Alles begann 2013, als Bauarbeiter bei Sanierungsarbeiten zum Bau einer neuen Fußbodenheizung in der Kirche auf diverse Funde stießen. Somit war klar: Das ist ein Fall für Archäologen. 2013 bis 2015 waren die Landesarchäologie Rheinland-Pfalz und die Universität Heidelberg daran beteiligt, ab 2016 übernahm Dr. Guido Faccani die Forschungsleitung und immer mehr erstaunliche Funde kamen in St. Johannis zum Vorschein.
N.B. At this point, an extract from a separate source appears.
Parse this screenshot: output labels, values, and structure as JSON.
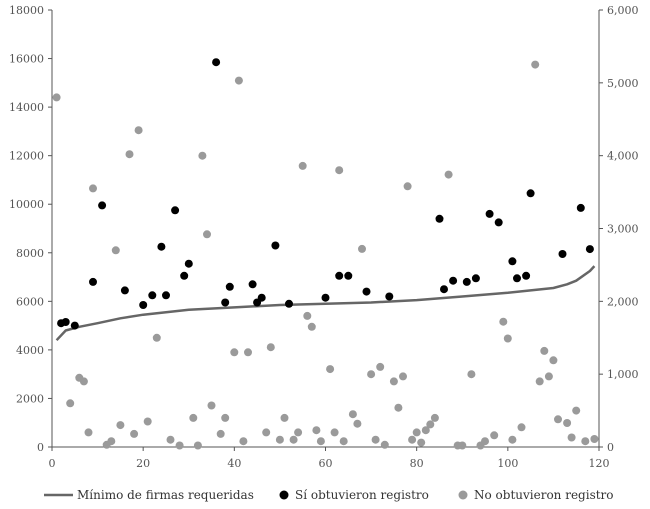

Nach einer kurzen Einführung in die Terminologie der Kirchenarchitektur erwartete das interessierte Publikum eine 90-minütige Spannungsreise durch die Geschichte des Alten Doms. Boden und Wände wurden schichtweise abgetragen, wodurch die Bauentwicklung sichtbar wurde. Als Faccani zum ersten Mal den Alten Dom betrat, lag das Bodenniveau 2,80 Meter höher als aktuell. Mit dem Abtragen der einzelnen Schichten war die Bauentwicklung gut zu ersehen: römische Profanbauten – Kathedrale – Stiftskirche – evangelische Gemeindekirche. Als Letzteres wird der Westchor noch heute genutzt und passt sich gut dem archäologischen Ambiente an.
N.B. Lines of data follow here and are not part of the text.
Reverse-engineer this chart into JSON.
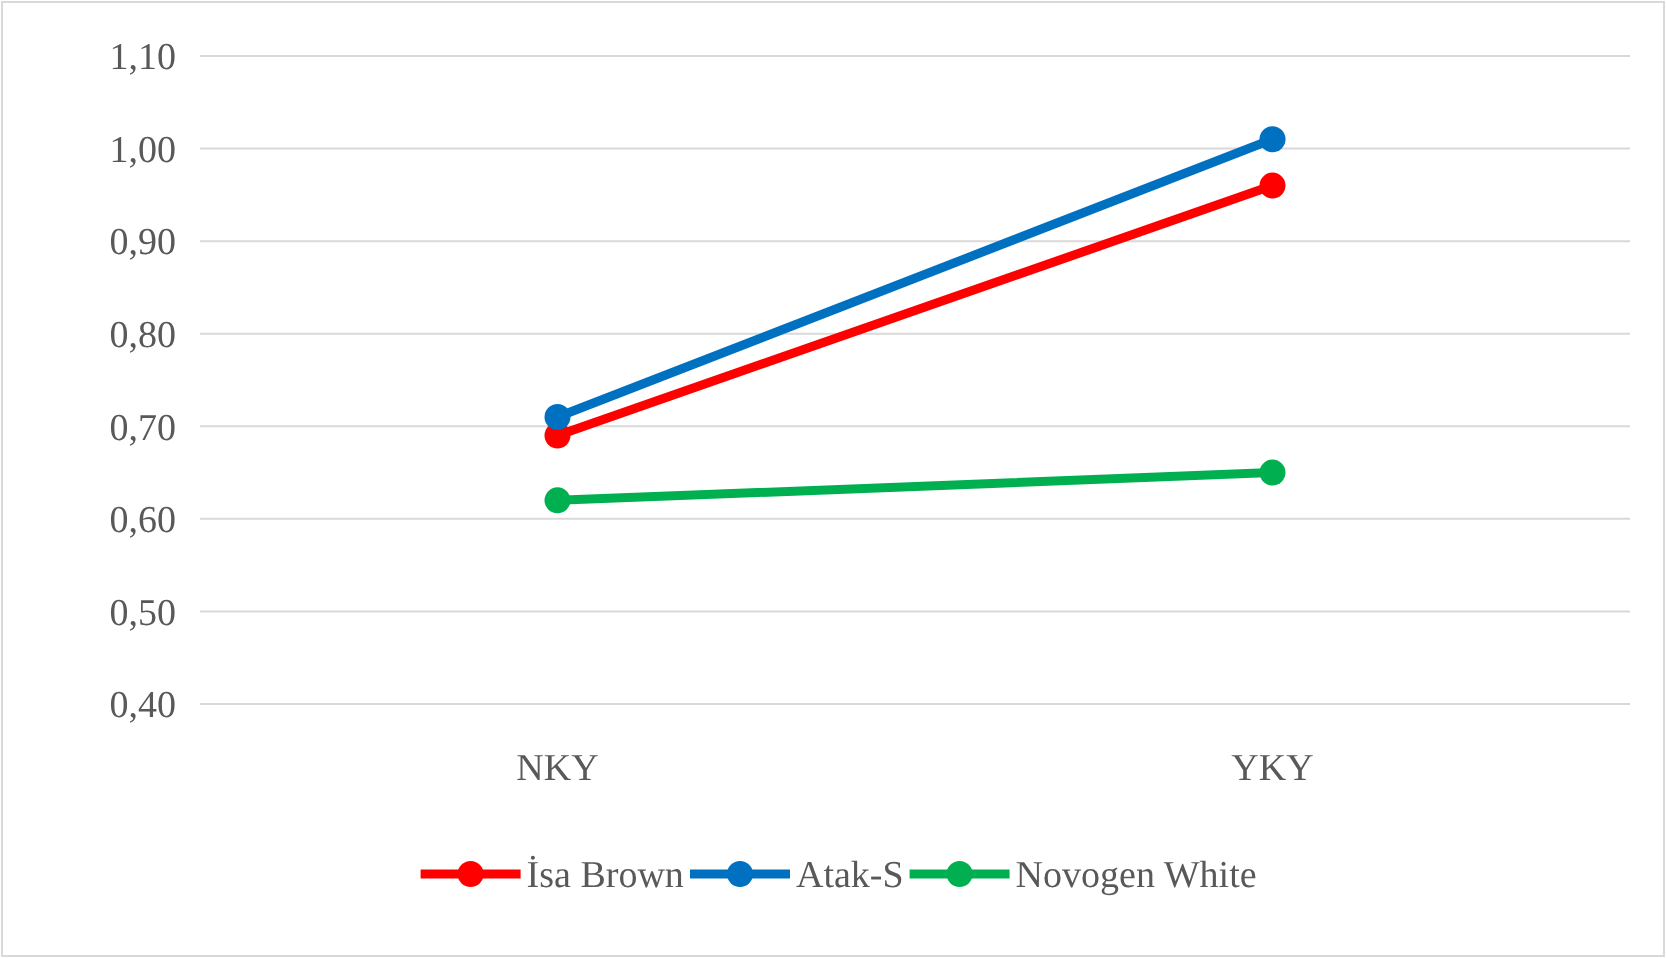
{
  "chart_data": {
    "type": "line",
    "categories": [
      "NKY",
      "YKY"
    ],
    "series": [
      {
        "name": "İsa Brown",
        "color": "#ff0000",
        "values": [
          0.69,
          0.96
        ]
      },
      {
        "name": "Atak-S",
        "color": "#0070c0",
        "values": [
          0.71,
          1.01
        ]
      },
      {
        "name": "Novogen White",
        "color": "#00b050",
        "values": [
          0.62,
          0.65
        ]
      }
    ],
    "ylim": [
      0.4,
      1.1
    ],
    "yticks": [
      {
        "value": 0.4,
        "label": "0,40"
      },
      {
        "value": 0.5,
        "label": "0,50"
      },
      {
        "value": 0.6,
        "label": "0,60"
      },
      {
        "value": 0.7,
        "label": "0,70"
      },
      {
        "value": 0.8,
        "label": "0,80"
      },
      {
        "value": 0.9,
        "label": "0,90"
      },
      {
        "value": 1.0,
        "label": "1,00"
      },
      {
        "value": 1.1,
        "label": "1,10"
      }
    ],
    "grid": "y",
    "legend": "bottom",
    "marker": "circle",
    "line_style": "solid"
  }
}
Im 5. und 6. Jahrhundert wurde hier die erste Kathedrale errichtet. Während des 7. und 8. Jahrhunderts befand sich im Anschluss an die Kathedrale wahrscheinlich eine Taufanlage, was Forschungsergebnisse vermuten lassen. Die zehn mal zehn Meter große Krypta war die älteste Krypta von Mainz. 945 war die Ersterwähnung des Kathedralpatroziniums Martin, was rund 200 Jahre später zum Johannispatrozinium wurde.

Beim spektakulärsten Fund im Rahmen der gesamten Forschung in und um St. Johannis handelt es sich um den Sarkophag mit Erzbischof Erkanbald, der 2019 entdeckt wurde und großes Aufsehen in Mainz und Umgebung erregte. Nach aufwendigen Recherchen eines internationalen Forschungsteams steht die Identität des Erzbischofs mit fast 100-prozentiger Sicherheit fest. Erkanbald war Nachfolger von Erzbischof Willigis (975 bis 1011), der in St. Stephan beerdigt wurde. Er starb im Jahr 1021.
Die endgültige Weihe des heutigen Mainzer Doms nach dem Brand fand 1036 statt.
St. Johannis war Stiftskirche bis zum Einmarsch der Franzosen (1792) und wurde unter Napoleon säkularisiert und zum Materialdepot umfunktioniert. Seit 1831 beherbergt St. Johannis eine evangelische Kirchengemeinde. Ein Gang durch die Johanniskirche repräsentiert die Geschichte der Stadt über Jahrhunderte.